Tuesday, April 16, 2013

Nurses



I had excellent nursing care each of the three times I had a baby.  I have also worked with nurses in a residential facility for adults with mental retardation and developmental disabilities.  And, as I have not yet been involved in a play that starts with the letter "N", I could not have come up with a better topic for today.

The first time was in 1996.  I went into the hospital for a stress test on a Friday afternoon.  My blood pressure had been giving me fits and the doctor said it would be best to just keep me there and induce delivery.  Saturday morning at roughly 9:00 a.m., my water broke.  I called a nurse and she said, "Well let's just check."  I'm sure they would have had to check anyway, but I kind of took it as, "You're not a professional ..."  I was a first-time mother-to-be, older than most, and scared as all ... um, get out, yeah, that's the word.  Most of the time I did not even know I was in the same room.  Sunday morning, shortly after 5:00 a.m., our little son was born.  After the main event, my first question was, "WHEN CAN I EAT?" I had spent nearly two days consuming nothing but ice chips and this mama was h-u-n-g-r-y!  A nurse offered to help me get out of bed and walk to the shower and called my husband over to get on the other side.  I was all like "I can do this."  About one second after my feet hit the floor, I found out that I was very, very wrong.  And the nurse didn't even snicker.

The second delivery was in Texas in May of 1998.  By that time there had already been numerous 100 degree plus days.  We lived in Fort Worth and my doctor was in Arlington.  On Memorial Day, I started feeling "puny", as one of my husband's uncles calls it, so we went to the ER of a local hospital.  My blood pressure was 191/109.  They decided to keep me for observation.  Several  hours later, they decided to induce.  I couldn't get an epidural this time, because of a squirrely test  result.  And, since it was Memorial Day, there was no one in my doctor's office.  Those poor nurses.  I know I said a few things that I can't reprint here.  My poor husband.  I dislocated one of his fingers from squeezing his hand so hard, and have absolutely no recollection of it whatsoever.  And I should've bought that post-op nurse a new pair of shoes, because I'm sure she wore holes in the ones she had bringing me juice whenever I was thirsty.
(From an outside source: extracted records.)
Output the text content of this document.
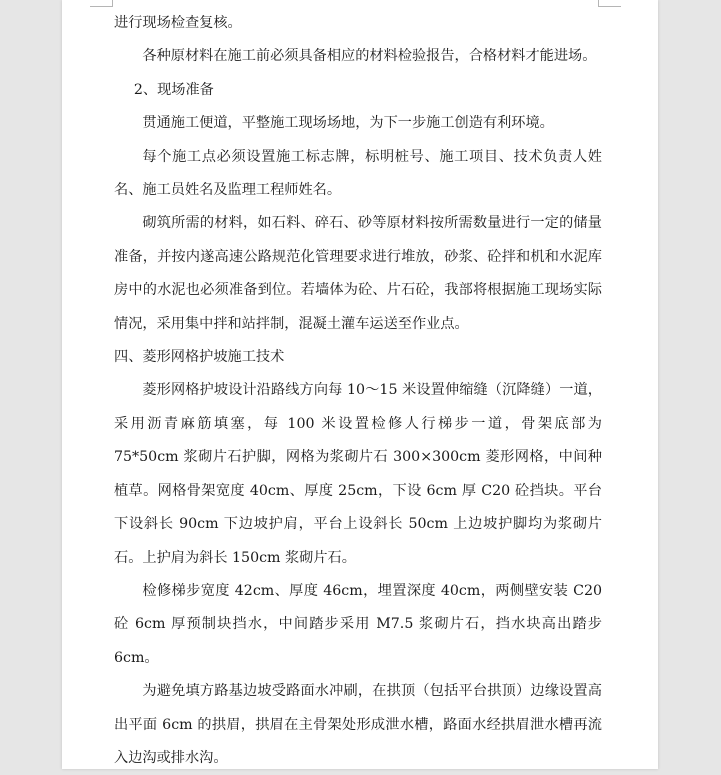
进行现场检查复核。

各种原材料在施工前必须具备相应的材料检验报告，合格材料才能进场。

2、现场准备

贯通施工便道，平整施工现场场地，为下一步施工创造有利环境。

每个施工点必须设置施工标志牌，标明桩号、施工项目、技术负责人姓名、施工员姓名及监理工程师姓名。

砌筑所需的材料，如石料、碎石、砂等原材料按所需数量进行一定的储量准备，并按内遂高速公路规范化管理要求进行堆放，砂浆、砼拌和机和水泥库房中的水泥也必须准备到位。若墙体为砼、片石砼，我部将根据施工现场实际情况，采用集中拌和站拌制，混凝土灌车运送至作业点。

四、菱形网格护坡施工技术

菱形网格护坡设计沿路线方向每 10～15 米设置伸缩缝（沉降缝）一道，采用沥青麻筋填塞，每 100 米设置检修人行梯步一道，骨架底部为 75*50cm 浆砌片石护脚，网格为浆砌片石 300×300cm 菱形网格，中间种植草。网格骨架宽度 40cm、厚度 25cm，下设 6cm 厚 C20 砼挡块。平台下设斜长 90cm 下边坡护肩，平台上设斜长 50cm 上边坡护脚均为浆砌片石。上护肩为斜长 150cm 浆砌片石。

检修梯步宽度 42cm、厚度 46cm，埋置深度 40cm，两侧壁安装 C20 砼 6cm 厚预制块挡水，中间踏步采用 M7.5 浆砌片石，挡水块高出踏步 6cm。

为避免填方路基边坡受路面水冲刷，在拱顶（包括平台拱顶）边缘设置高出平面 6cm 的拱眉，拱眉在主骨架处形成泄水槽，路面水经拱眉泄水槽再流入边沟或排水沟。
The third and last baby arrived two months early in February 2003.  I went into one hospital; they transferred me to another one with a bigger NICU by ambulance.  Thirty minutes after I arrived, I went into surgery for an emergency c-section.  I was in maternity and my baby was in NICU, two floors below.  I was able to go down the day after (in a wheelchair).  There were big tub-like hand-washing basins at the entrance to NICU.  Our daughter was in "room 3" of four rooms, with the higher numbers being more serious cases.  I could only stick my hand in through a little hole and touch my baby.  One nurse had two babies to look after, so they got excellent, excellent care.  I do cringe however, even now when I think of  the poor nurse that had to clean up after me, as while we were leaving, I tossed every cookie I had ever eaten into one of those big tub wash basins.  When, two days after the delivery, I had such a bad migraine headache that I had to have someone pull the blinds and keep the room dim, a nurse gently reminded me that the morphine drip was at my control and that I could get a dose if I was in pain.  And the angel who came to take out my metal staples kept up a steady stream of soothing words while she worked ... I hardly felt a thing.
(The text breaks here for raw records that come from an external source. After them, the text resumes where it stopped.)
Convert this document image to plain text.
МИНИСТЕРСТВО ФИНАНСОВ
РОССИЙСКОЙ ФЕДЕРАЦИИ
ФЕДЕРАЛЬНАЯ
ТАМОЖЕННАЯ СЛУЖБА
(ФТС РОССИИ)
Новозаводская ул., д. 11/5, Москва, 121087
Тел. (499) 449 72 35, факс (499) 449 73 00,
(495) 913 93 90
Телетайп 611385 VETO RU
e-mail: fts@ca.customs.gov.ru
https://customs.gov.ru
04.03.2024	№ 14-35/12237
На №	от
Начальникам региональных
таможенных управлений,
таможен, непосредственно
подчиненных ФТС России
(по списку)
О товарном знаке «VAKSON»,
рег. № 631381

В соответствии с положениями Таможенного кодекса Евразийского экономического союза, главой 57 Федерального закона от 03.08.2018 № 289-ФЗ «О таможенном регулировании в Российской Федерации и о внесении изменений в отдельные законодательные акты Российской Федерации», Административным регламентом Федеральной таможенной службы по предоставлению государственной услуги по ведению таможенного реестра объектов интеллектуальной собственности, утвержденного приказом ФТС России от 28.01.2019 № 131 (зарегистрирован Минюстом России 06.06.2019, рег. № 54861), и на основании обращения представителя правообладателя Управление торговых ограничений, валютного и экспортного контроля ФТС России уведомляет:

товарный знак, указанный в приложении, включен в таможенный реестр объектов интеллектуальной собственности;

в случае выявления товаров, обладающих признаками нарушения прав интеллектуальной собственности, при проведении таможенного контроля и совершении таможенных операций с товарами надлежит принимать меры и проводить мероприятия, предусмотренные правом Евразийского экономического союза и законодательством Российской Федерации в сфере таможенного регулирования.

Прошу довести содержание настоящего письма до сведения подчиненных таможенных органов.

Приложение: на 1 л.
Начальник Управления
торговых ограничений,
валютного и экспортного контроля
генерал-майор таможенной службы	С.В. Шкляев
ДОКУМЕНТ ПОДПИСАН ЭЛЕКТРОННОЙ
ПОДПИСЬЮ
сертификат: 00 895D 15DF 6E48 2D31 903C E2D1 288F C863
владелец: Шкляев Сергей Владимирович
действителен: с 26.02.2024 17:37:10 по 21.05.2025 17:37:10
I literally cannot say enough about the nurses with whom I worked, women and men both.  They had all the pressures of any nurse, plus some related to the population whom we served.  And the administration?  Don't even get me started.  Come to think of it, these brave people deserve their own post someday, and this one is too long already.

What I've been trying to say is that nurses have extremely demanding and stressful jobs.  If you know one well enough to give them a hug, do it.  If you don't know one that well, give them a "thanks" and a handshake.  Believe me, they deserve it.

1 comment:

  1. This is a lovely tribute to the kindness, compassion, and professionalism of the nurses who supported you through your three deliveries. Nurses work so very, very hard, and they have to put up with astonishing amounts of crap (I'm speaking figuratively, but it's probably true on a literal level, too).